Named Renewables 2021, the report released this December by the IEA is an analysis of the global renewable energy fraternity, based on current policies and market developments. It forecasts the deployment of renewable energy technologies in electricity, transport and heat to 2026 while also exploring key challenges to the industry and identifying barriers to faster growth.

The scintillating element of this report is the comparison between the current global energy output and the potential renewable energy predictions: “Globally, renewable electricity capacity is forecast to increase by over 60% between 2020 and 2026, reaching more than 4 800GW. This is equivalent to the current global power capacity of fossil fuels and nuclear combined.”

Bolstering the bullish forecasts is stronger policy support and ambitious climate targets announced at the COP26 global climate change summit, whose weight is expected to dwarf the current record commodity prices that have increased the costs of building new wind and solar PV installations.

Breakdown by category

“Under current policies, renewable heat consumption, excluding traditional uses of biomass, is expected to increase by one-quarter during the 2021-26 period. Its share of global heat consumption is only forecast to rise from 11% in 2020 to 13% in 2026. Fossil fuels are set to continue meeting much of the growing global demand for heat, leading to a 5% increase in heat-related carbon dioxide emissions over our forecast period,” reads the report.

The expansion of hydropower, bioenergy, geothermal and concentrated solar power is expected to account for only 11% of renewable capacity expansion worldwide, over the forecast period. Relatively higher costs, lack of policy support and limited remuneration of flexible and dispatchable renewables discourage their expansion. Onshore wind additions through 2026 are projected to be almost 25% higher on average than in the 2015-2020 period.

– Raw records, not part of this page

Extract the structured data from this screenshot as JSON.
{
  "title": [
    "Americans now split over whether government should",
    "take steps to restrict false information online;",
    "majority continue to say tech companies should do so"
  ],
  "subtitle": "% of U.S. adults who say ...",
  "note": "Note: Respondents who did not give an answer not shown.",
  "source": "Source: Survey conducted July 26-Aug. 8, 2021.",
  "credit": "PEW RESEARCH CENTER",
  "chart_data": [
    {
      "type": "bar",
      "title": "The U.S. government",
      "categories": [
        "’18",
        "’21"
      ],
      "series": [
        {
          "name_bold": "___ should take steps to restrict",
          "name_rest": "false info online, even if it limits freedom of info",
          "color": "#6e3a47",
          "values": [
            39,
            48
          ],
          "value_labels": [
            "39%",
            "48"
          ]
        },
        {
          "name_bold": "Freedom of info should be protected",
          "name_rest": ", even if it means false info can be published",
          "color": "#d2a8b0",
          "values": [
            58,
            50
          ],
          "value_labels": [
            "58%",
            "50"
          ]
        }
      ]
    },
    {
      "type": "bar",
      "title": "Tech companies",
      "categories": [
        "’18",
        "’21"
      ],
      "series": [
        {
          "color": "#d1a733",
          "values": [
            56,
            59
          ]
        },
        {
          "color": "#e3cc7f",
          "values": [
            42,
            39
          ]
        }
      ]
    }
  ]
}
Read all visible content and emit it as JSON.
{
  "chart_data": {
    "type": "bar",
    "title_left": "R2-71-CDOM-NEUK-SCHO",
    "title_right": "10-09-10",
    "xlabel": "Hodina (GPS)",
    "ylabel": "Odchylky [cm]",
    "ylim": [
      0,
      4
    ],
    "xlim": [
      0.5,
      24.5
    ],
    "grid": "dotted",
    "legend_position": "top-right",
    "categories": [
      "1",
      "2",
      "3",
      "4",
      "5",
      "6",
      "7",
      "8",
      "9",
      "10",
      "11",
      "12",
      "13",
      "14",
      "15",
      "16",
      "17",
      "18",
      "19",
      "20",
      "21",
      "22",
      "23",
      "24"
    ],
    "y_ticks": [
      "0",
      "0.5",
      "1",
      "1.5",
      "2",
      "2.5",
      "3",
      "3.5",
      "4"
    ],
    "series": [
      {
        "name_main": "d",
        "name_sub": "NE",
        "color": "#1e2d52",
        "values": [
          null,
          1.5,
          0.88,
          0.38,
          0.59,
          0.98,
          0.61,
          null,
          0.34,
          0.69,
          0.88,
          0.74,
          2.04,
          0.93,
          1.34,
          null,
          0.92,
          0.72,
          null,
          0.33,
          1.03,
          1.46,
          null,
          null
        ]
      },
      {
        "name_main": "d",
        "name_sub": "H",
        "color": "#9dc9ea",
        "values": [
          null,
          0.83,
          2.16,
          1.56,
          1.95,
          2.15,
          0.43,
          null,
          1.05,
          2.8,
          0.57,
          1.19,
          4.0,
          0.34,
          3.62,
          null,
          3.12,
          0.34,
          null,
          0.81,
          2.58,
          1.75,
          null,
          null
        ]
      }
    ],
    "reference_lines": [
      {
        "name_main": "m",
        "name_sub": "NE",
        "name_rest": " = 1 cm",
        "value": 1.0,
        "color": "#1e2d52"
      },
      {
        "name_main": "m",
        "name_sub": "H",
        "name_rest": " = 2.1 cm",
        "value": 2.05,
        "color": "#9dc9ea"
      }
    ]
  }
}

Leading renewing countries

By and large, China is a force to reckon with over the next five years, accounting for  about 43% of global renewable capacity growth. It is trailed by Europe, the US and India — these four markets alone account for 80% of renewable capacity expansion worldwide. Reasonably so, in recent decades China’s annual emissions have ballooned, placing it first among polluters, with the US second, the EU and India coming next. In 2015, when countries signed the landmark Paris Agreement to curb greenhouse gas emissions, the African nation’s emissions stood at 0,12 tonnes/person, compared to 16 tonnes/person for the US.

Sub-Saharan Africa

Zeroing in on sub Saharana Africa (SSA), the IEA gave a bullish outlook: “Renewable capacity is expected to increase by 76%, or almost 33GW in SSA from 2021 to 2026 in the main case, twice the amount of capacity additions in the preceding five-year period. Nearly half of the new additions are from large-scale reservoir hydropower projects, while solar PV and onshore wind represent the majority of the remaining growth over the forecast period.”
The faster commissioning of large hydropower plants to meet financing and construction deadlines, new auctions and project announcements propped up IEC’s optimistic forecast for SSA.

According to the report, SSA has tremendous solar PV and wind potential, in addition to vast hydropower resources.

Final word

To get renewables on track with net zero by 2050, governments not only need to address current policy and implementation challenges but also increase ambition for all renewable energy uses.